While you suggested that all of these formats can handle types, the paradigmatic one you just presented, the sectioned .ini format, cannot; it can only handle string values, without newlines or nulls, that can be encoded to the system's default encoding (and remember, for a lot of systems, that's still CP1252 or similarly limited).

Most importantly, a sectioned .ini file doesn't represent a dict of key-value pairs, it represents a dict of dicts of key-value pairs. But other formats, like environment variables, _do_ represent a single flat dict. The lowest common denominator between those two things is that absolutely nothing can be stored.

Of course people have designed "lowest-common-denominator-ish" config formats—see any portability framework like Qt or JUCE, for obvious examples—but they don't actually try to store in all formats, or layer additional functionality on top of some (e.g., using a flat dict with dotted names to represent hierarchy), or partly abandon the idea of human readability (e.g., strings are HTML-encoded, or you can store non-string data but you get a dump in some binary pickle-like format). If you think you can solve the impossible problem that nobody else has, go solve it; just implying that it would be nice if someone solved it, without even indicating that you've recognized its existence, is not a useful proposal.

>And 5% want to use Python code. That when it gets exec'ed a dict comes out the other end
>And 5% want to use a database. We can produce an adapter (say sqlite) that spits out a dict or they can.
>And 5% want to use an etcd store.
>That leaves 5% that want to do something funky.
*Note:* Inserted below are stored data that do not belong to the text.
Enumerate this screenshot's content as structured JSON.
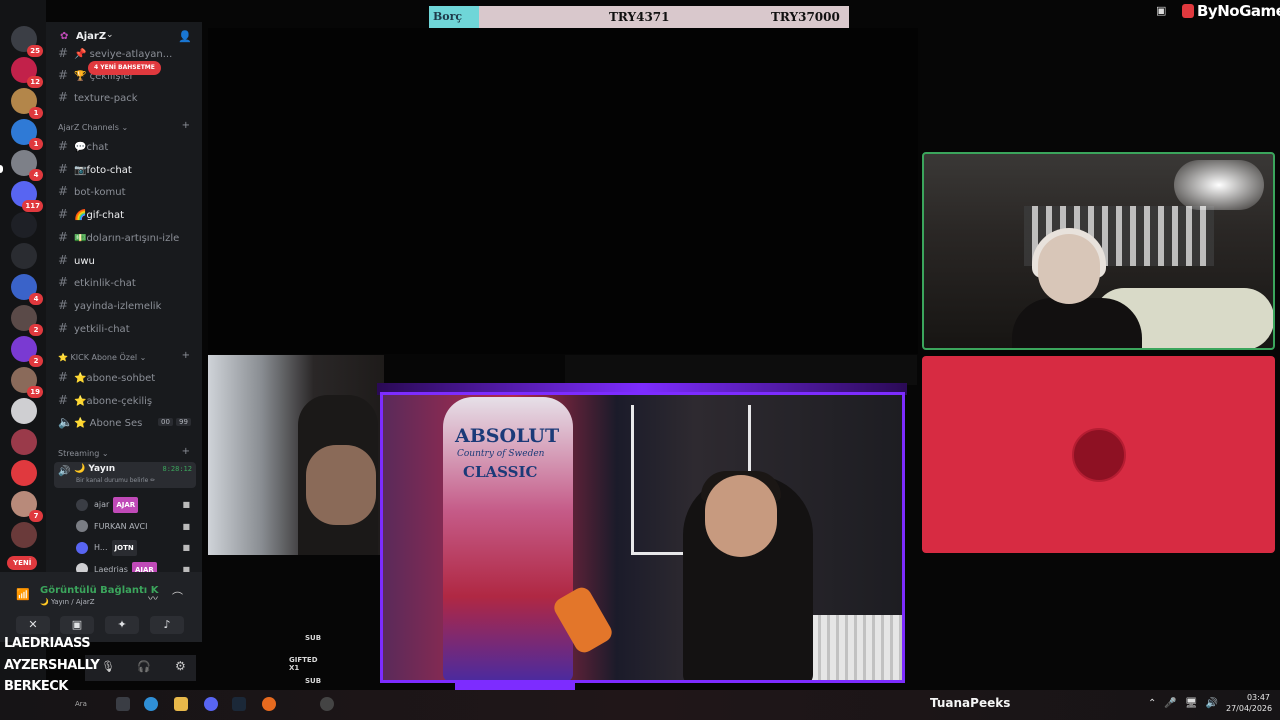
{
  "top_bar": {
    "debt_label": "Borç",
    "debt_current": "TRY4371",
    "debt_total": "TRY37000",
    "brand": "ByNoGame"
  },
  "rail": {
    "servers": [
      {
        "badge": "25",
        "color": "#3b3e45"
      },
      {
        "badge": "12",
        "color": "#c2214a"
      },
      {
        "badge": "1",
        "color": "#b3864a"
      },
      {
        "badge": "1",
        "color": "#2f7ad6"
      },
      {
        "badge": "4",
        "color": "#7d8088"
      },
      {
        "badge": "117",
        "color": "#5865f2"
      },
      {
        "badge": "",
        "color": "#1e2026"
      },
      {
        "badge": "",
        "color": "#2a2c31"
      },
      {
        "badge": "4",
        "color": "#3a63c9"
      },
      {
        "badge": "2",
        "color": "#5a4a48"
      },
      {
        "badge": "2",
        "color": "#7a3ad2"
      },
      {
        "badge": "19",
        "color": "#8a6a5a"
      },
      {
        "badge": "",
        "color": "#cfcfd2"
      },
      {
        "badge": "",
        "color": "#9a3a4a"
      },
      {
        "badge": "",
        "color": "#e0393e"
      },
      {
        "badge": "7",
        "color": "#b88a7a"
      },
      {
        "badge": "",
        "color": "#6a3a3a"
      }
    ],
    "new_label": "YENİ"
  },
  "channels": {
    "server_name": "AjarZ",
    "mention_pill": "4 YENİ BAHSETME",
    "top_items": [
      {
        "label": "📌 seviye-atlayan..."
      },
      {
        "label": "🏆 çekilişler"
      },
      {
        "label": "texture-pack"
      }
    ],
    "cat1": "AjarZ Channels",
    "list1": [
      {
        "label": "💬chat",
        "bold": false
      },
      {
        "label": "📷foto-chat",
        "bold": true
      },
      {
        "label": "bot-komut",
        "bold": false
      },
      {
        "label": "🌈gif-chat",
        "bold": true
      },
      {
        "label": "💵doların-artışını-izle",
        "bold": false
      },
      {
        "label": "uwu",
        "bold": true
      },
      {
        "label": "etkinlik-chat",
        "bold": false
      },
      {
        "label": "yayinda-izlemelik",
        "bold": false
      },
      {
        "label": "yetkili-chat",
        "bold": false
      }
    ],
    "cat2": "⭐ KICK Abone Özel",
    "list2": [
      {
        "label": "⭐abone-sohbet"
      },
      {
        "label": "⭐abone-çekiliş"
      },
      {
        "label": "⭐ Abone Ses"
      }
    ],
    "abone_ses_count": "00",
    "abone_ses_max": "99",
    "cat3": "Streaming",
    "voice_channel": "🌙 Yayın",
    "voice_timer": "8:28:12",
    "voice_status": "Bir kanal durumu belirle ✏",
    "voice_users": [
      {
        "name": "ajar",
        "tag": "AJAR",
        "tag_color": "#c04ab8"
      },
      {
        "name": "FURKAN AVCI",
        "tag": "",
        "tag_color": ""
      },
      {
        "name": "H...",
        "tag": "JOTN",
        "tag_color": "#2a2c31"
      },
      {
        "name": "Laedrias",
        "tag": "AJAR",
        "tag_color": "#c04ab8"
      }
    ]
  },
  "voice_panel": {
    "title": "Görüntülü Bağlantı K",
    "subtitle": "🌙 Yayın / AjarZ"
  },
  "subs": [
    {
      "name": "LAEDRIAASS",
      "type": "SUB"
    },
    {
      "name": "AYZERSHALLY",
      "type": "GIFTED X1"
    },
    {
      "name": "BERKECK",
      "type": "SUB"
    },
    {
      "name": "AYZERSHALLY",
      "type": "GIFTED X1"
    }
  ],
  "camera": {
    "bottle_brand": "ABSOLUT",
    "bottle_sub": "Country of Sweden",
    "bottle_line": "CLASSIC"
  },
  "taskbar": {
    "search": "Ara",
    "streamer": "TuanaPeeks",
    "time": "03:47",
    "date": "27/04/2026"
  }
}
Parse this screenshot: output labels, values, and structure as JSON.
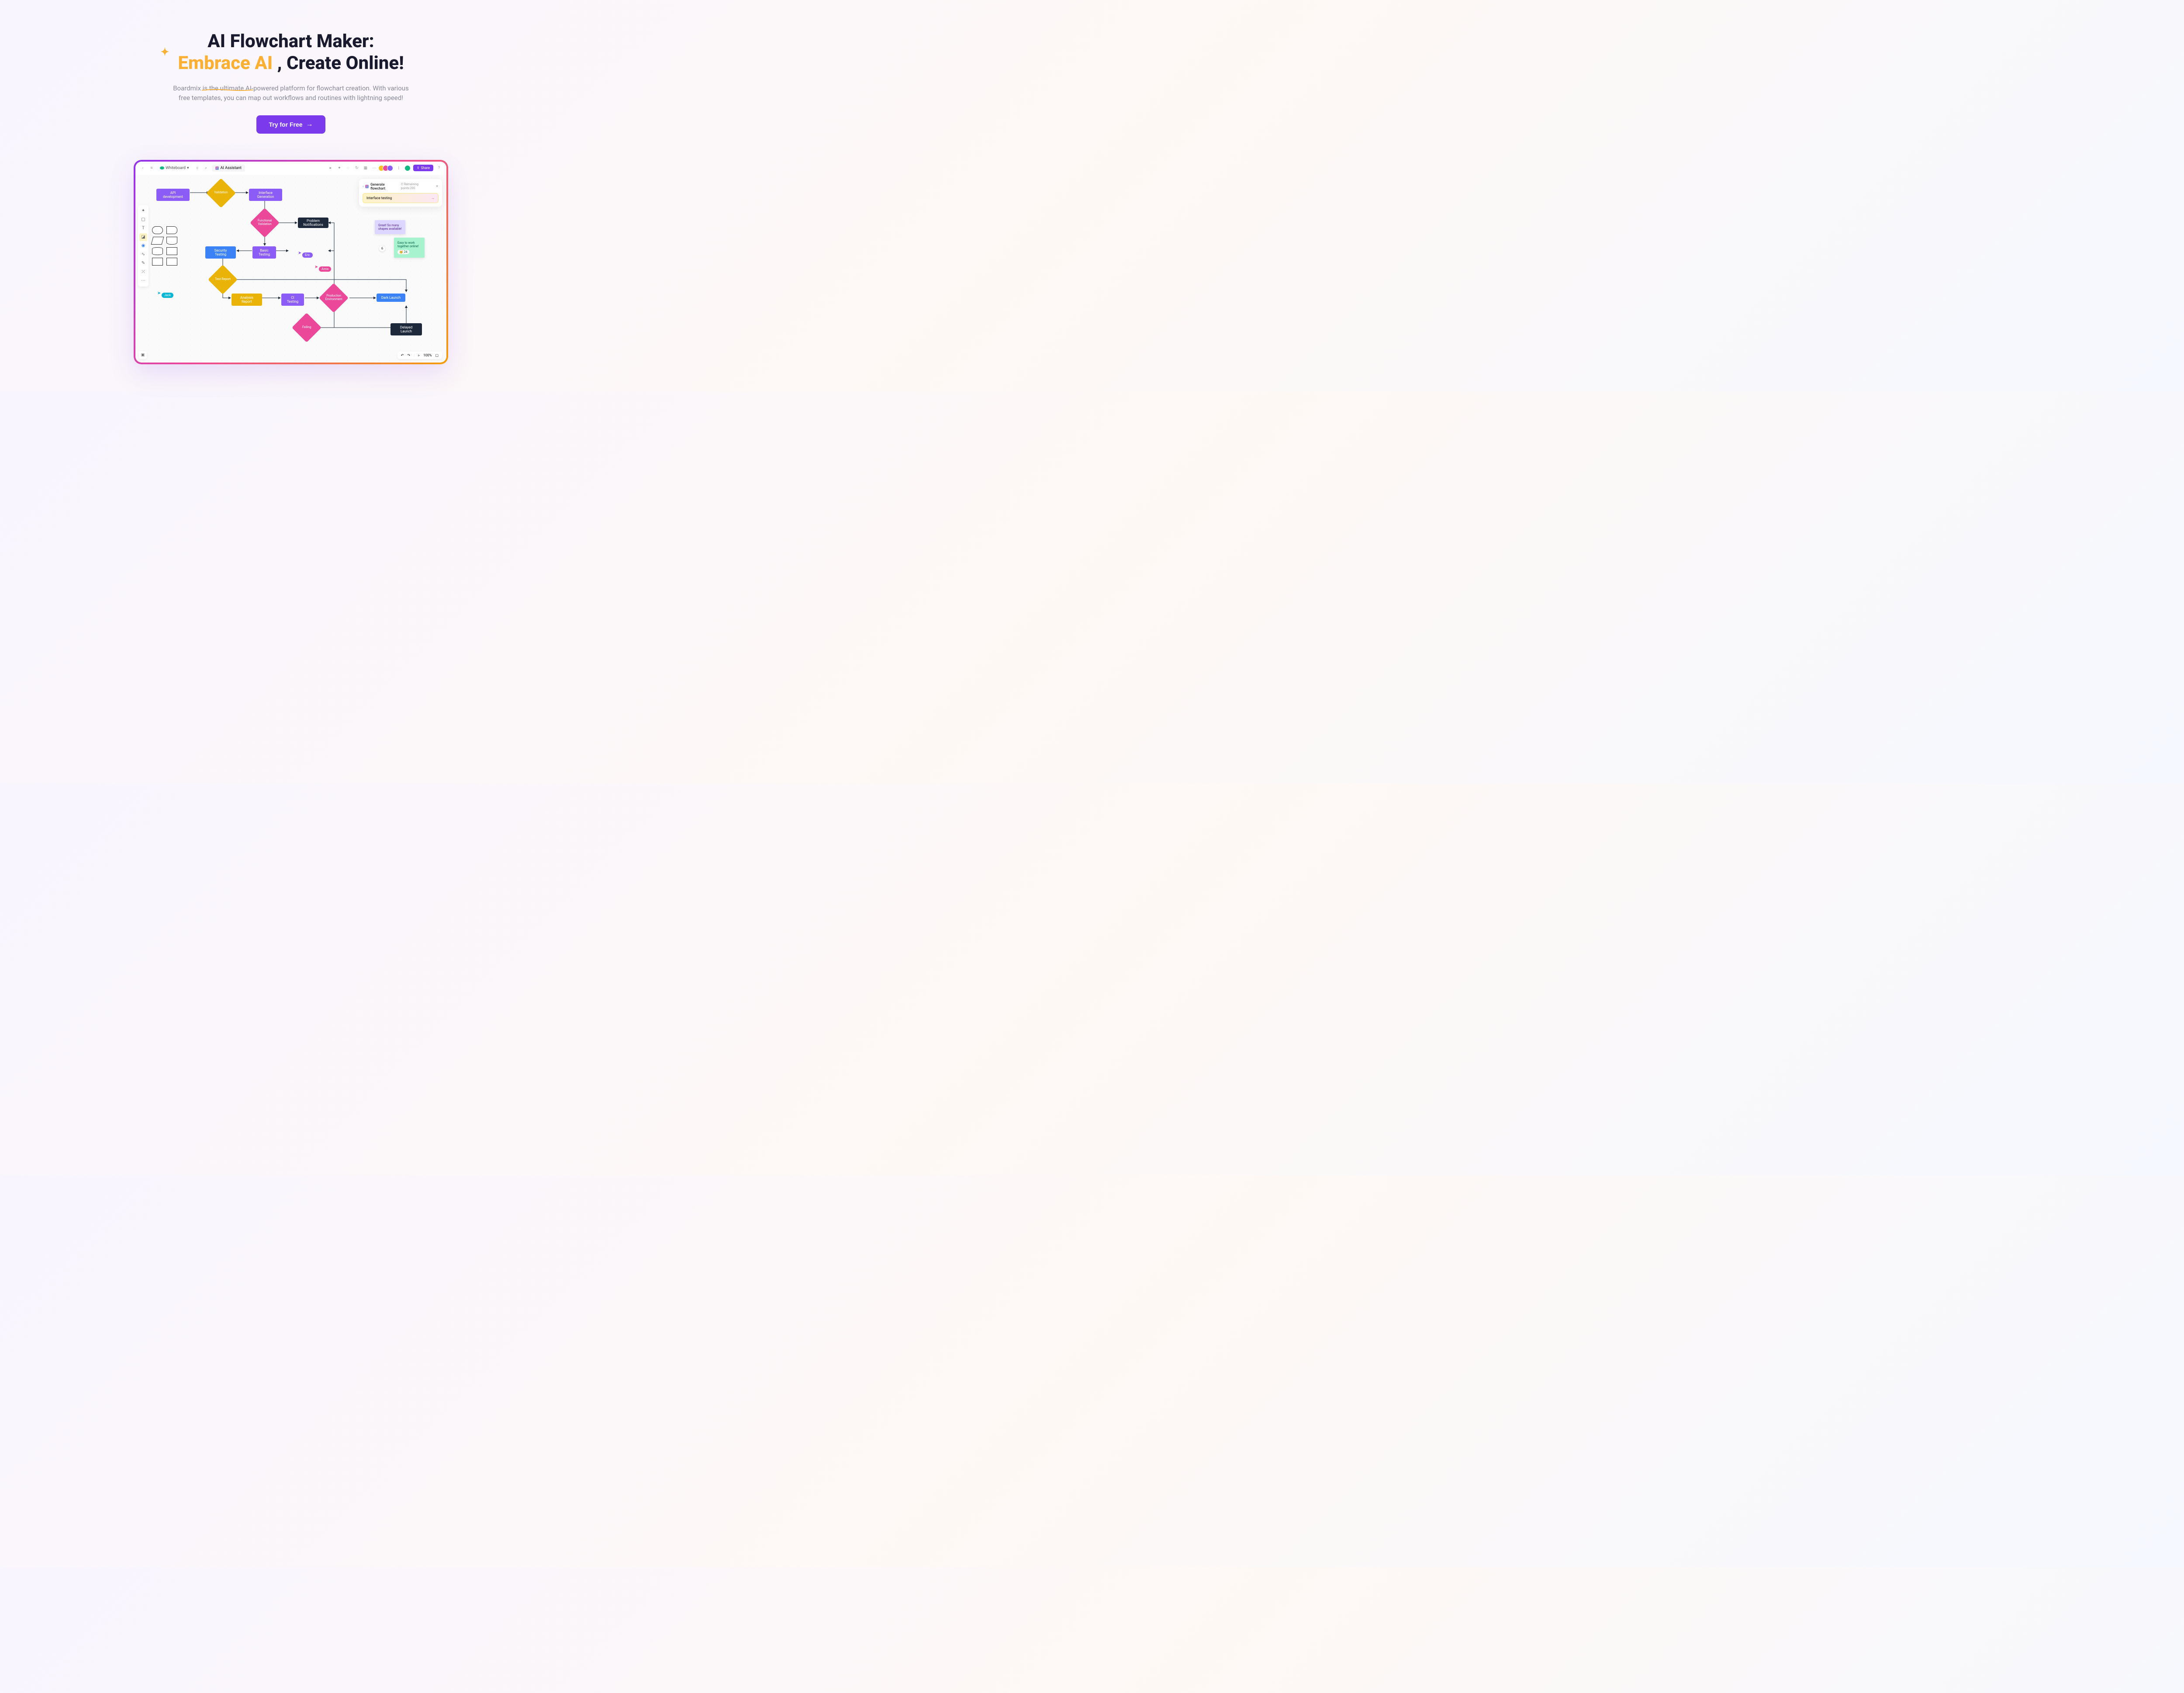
{
  "hero": {
    "title_pre": "AI Flowchart Maker:",
    "title_highlight": "Embrace AI",
    "title_post": ", Create Online!",
    "subtitle": "Boardmix is the ultimate AI-powered platform for flowchart creation. With various free templates, you can map out workflows and routines with lightning speed!",
    "cta": "Try for Free"
  },
  "toolbar": {
    "board_name": "Whiteboard",
    "ai_label": "AI Assistant",
    "share": "Share"
  },
  "ai_panel": {
    "title": "Generate flowchart",
    "points": "Remaining points:200",
    "input": "Interface testing"
  },
  "nodes": {
    "api": "API development",
    "validation": "Validation",
    "interface_gen": "Interface Generation",
    "functional": "Functional Validation",
    "problem": "Problem Notifications",
    "security": "Security Testing",
    "basic": "Basic Testing",
    "test_report": "Test Report",
    "analysis": "Analysis Report",
    "ci": "CI Testing",
    "production": "Production Environment",
    "dark_launch": "Dark Launch",
    "failing": "Failing",
    "delayed": "Delayed Launch"
  },
  "cursors": {
    "jack": "Jack",
    "eric": "Eric",
    "anna": "Anna"
  },
  "stickies": {
    "purple": "Great! So many shapes available!",
    "green": "Easy to work together online!",
    "count1": "6",
    "count2": "24"
  },
  "bottom": {
    "zoom": "100%"
  }
}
They're on their own
>
>There aren't that many configuration storage systems in the world.
>
>Then you define the order which sources (command line / env var / global config etc.) are used and merge them into a complete configuration
>

>Why not 'bless' some code which simplifies the 95%

Because not everything belongs in the stdlib. You need to do the same cost-benefit analysis for this library as for any other.

>There's a distribution on PyPi called 'layeredconfig' which does much of what I think could be done. A few Python projects I've encountered seem to follow a similar pattern.


OK, so is there something fundamentally wrong with layeredconfig? If so, it would be nice to know _what_. If not, why didn't you just say "add layeredconfig or something equivalent" instead of making us drag the same information out of you in more verbose form?